Lecourrier-du-soir.com a ainsi appris ce 27 mai du média américain Bloomberg que le cabinet McKinsey qui a été au cœur de la stratégie vaccinale du gouvernement français a été condamné à une lourde amende de 63 millions de dollars par la justice sudafricaine pour corruption.

Pour nous assurer que la source est fiable, notre média est allé vérifier l’information auprès de plusieurs médias sudafricains dont Business Live. D’après cette source, le cabinet américain McKinsey a été condamné pour avoir passé un contrat très opaque avec Transnet, entreprise publique sudafricaine.

« McKinsey a condamné à une amende de 573 millions de dollars en février 2021 »

Il convient de souligner que ce n’est pas la première fois que le cabinet de conseil de Macron se fait condamner pour corruption. En effet, en février, McKinsey avait été condamné par la justice américaine à payer une amende de 573 millions de dollars pour fraude dans la crise des opioïdes qui avait fait 52 000 morts aux Etats-Unis.
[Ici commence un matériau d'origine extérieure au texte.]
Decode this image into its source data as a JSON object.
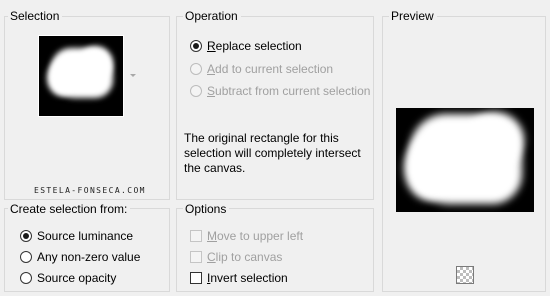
{
  "selection": {
    "title": "Selection",
    "watermark": "ESTELA-FONSECA.COM"
  },
  "operation": {
    "title": "Operation",
    "options": [
      {
        "label": "Replace selection",
        "checked": true,
        "enabled": true
      },
      {
        "label": "Add to current selection",
        "checked": false,
        "enabled": false
      },
      {
        "label": "Subtract from current selection",
        "checked": false,
        "enabled": false
      }
    ],
    "description": "The original rectangle for this selection will completely intersect the canvas."
  },
  "preview": {
    "title": "Preview",
    "toggle_icon": "checkerboard-icon"
  },
  "create_from": {
    "title": "Create selection from:",
    "options": [
      {
        "label": "Source luminance",
        "checked": true
      },
      {
        "label": "Any non-zero value",
        "checked": false
      },
      {
        "label": "Source opacity",
        "checked": false
      }
    ]
  },
  "options": {
    "title": "Options",
    "items": [
      {
        "label": "Move to upper left",
        "checked": false,
        "enabled": false
      },
      {
        "label": "Clip to canvas",
        "checked": false,
        "enabled": false
      },
      {
        "label": "Invert selection",
        "checked": false,
        "enabled": true
      }
    ]
  }
}
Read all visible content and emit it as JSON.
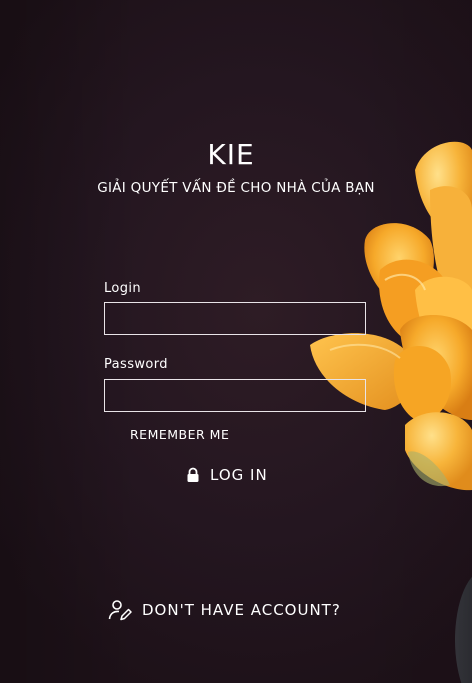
{
  "brand": {
    "title": "KIE",
    "tagline": "GIẢI QUYẾT VẤN ĐỀ CHO NHÀ CỦA BẠN"
  },
  "form": {
    "login_label": "Login",
    "login_value": "",
    "password_label": "Password",
    "password_value": "",
    "remember_label": "REMEMBER ME",
    "submit_label": "LOG IN",
    "submit_icon": "lock-icon"
  },
  "signup": {
    "label": "DON'T HAVE ACCOUNT?",
    "icon": "user-edit-icon"
  },
  "colors": {
    "background": "#241620",
    "text": "#ffffff",
    "flower_primary": "#f5a623",
    "flower_highlight": "#ffc94a"
  }
}
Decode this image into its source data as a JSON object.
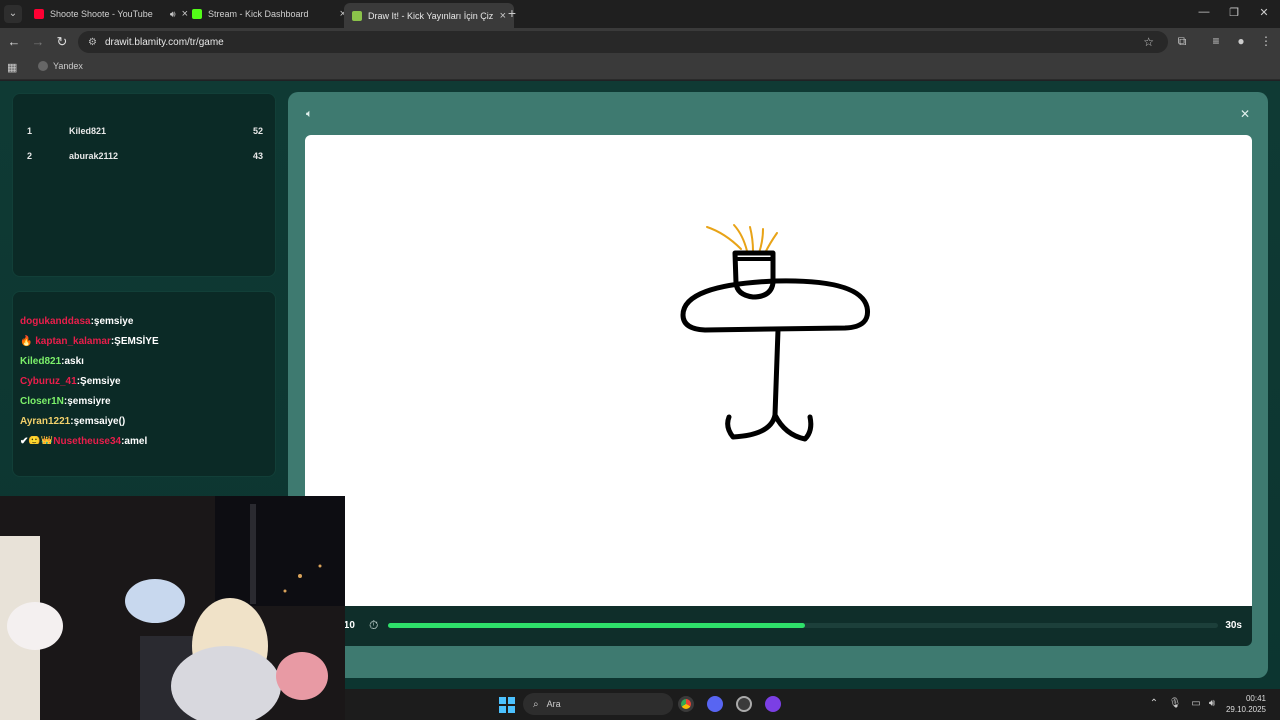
{
  "browser": {
    "tabs": [
      {
        "title": "Shoote Shoote - YouTube",
        "favicon_color": "#ff0033",
        "active": false
      },
      {
        "title": "Stream - Kick Dashboard",
        "favicon_color": "#53fc18",
        "active": false
      },
      {
        "title": "Draw It! - Kick Yayınları İçin Çiz...",
        "favicon_color": "#8bc34a",
        "active": true
      }
    ],
    "url": "drawit.blamity.com/tr/game",
    "bookmarks": [
      {
        "label": "Yandex"
      }
    ]
  },
  "leaderboard": {
    "rows": [
      {
        "rank": "1",
        "name": "Kiled821",
        "score": "52"
      },
      {
        "rank": "2",
        "name": "aburak2112",
        "score": "43"
      }
    ]
  },
  "chat": {
    "messages": [
      {
        "user": "dogukanddasa",
        "text": ":şemsiye",
        "color": "#e91e4b",
        "badge": ""
      },
      {
        "user": "kaptan_kalamar",
        "text": ":ŞEMSİYE",
        "color": "#e91e4b",
        "badge": "🔥"
      },
      {
        "user": "Kiled821",
        "text": ":askı",
        "color": "#7cf06a",
        "badge": ""
      },
      {
        "user": "Cyburuz_41",
        "text": ":Şemsiye",
        "color": "#e91e4b",
        "badge": ""
      },
      {
        "user": "Closer1N",
        "text": ":şemsiyre",
        "color": "#7cf06a",
        "badge": ""
      },
      {
        "user": "Ayran1221",
        "text": ":şemsaiye()",
        "color": "#f2d06b",
        "badge": ""
      },
      {
        "user": "Nusetheuse34",
        "text": ":amel",
        "color": "#e91e4b",
        "badge": "✔🙂👑"
      }
    ]
  },
  "game": {
    "round_label": "/10",
    "timer_progress": 0.503,
    "time_left": "30s"
  },
  "taskbar": {
    "search_label": "Ara",
    "time": "00:41",
    "date": "29.10.2025"
  }
}
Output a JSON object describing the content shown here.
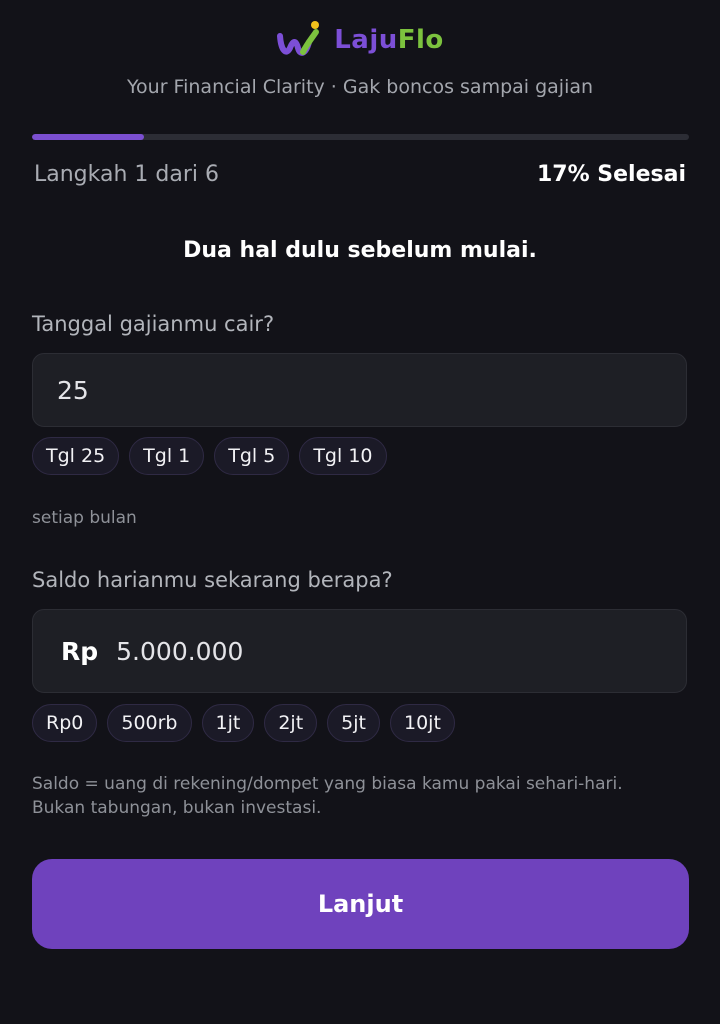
{
  "brand": {
    "name_part1": "Laju",
    "name_part2": "Flo",
    "tagline": "Your Financial Clarity · Gak boncos sampai gajian",
    "colors": {
      "purple": "#7c4fd6",
      "green": "#7cc23e",
      "yellow": "#f2c21c"
    }
  },
  "progress": {
    "step_label": "Langkah 1 dari 6",
    "percent_label": "17% Selesai",
    "fraction": 0.17,
    "color": "#7b4fd0"
  },
  "intro": "Dua hal dulu sebelum mulai.",
  "payday": {
    "label": "Tanggal gajianmu cair?",
    "value": "25",
    "chips": [
      "Tgl 25",
      "Tgl 1",
      "Tgl 5",
      "Tgl 10"
    ],
    "helper": "setiap bulan"
  },
  "balance": {
    "label": "Saldo harianmu sekarang berapa?",
    "prefix": "Rp",
    "value": "5.000.000",
    "chips": [
      "Rp0",
      "500rb",
      "1jt",
      "2jt",
      "5jt",
      "10jt"
    ],
    "helper_line1": "Saldo = uang di rekening/dompet yang biasa kamu pakai sehari-hari.",
    "helper_line2": "Bukan tabungan, bukan investasi."
  },
  "cta": {
    "label": "Lanjut",
    "color": "#6f42bd"
  }
}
L’information avait été révélée par le média américain, le New York Post. D’après cette source qui revient sur les causes de cette énorme sanction infligée à McKinsey, le cabinet choisi par Emmanuel Macron a aidé le géant pharmaceutique Purdue Pharma à booster ses ventes d’OxyContin alors que le médicament faisait des ravages aux Etats-Unis.

“Au cœur des 15 ans de relation entre McKinsey et Purdue, il a été question pour le cabinet américain de mettre en place une stratégie ayant pour but de relancer les ventes d’OxyContin en ciblant les médecins, c’est-à-dire ceux qui publiaient des grands articles scientifiques faisant l’éloge du médicament”, explique le New York Post.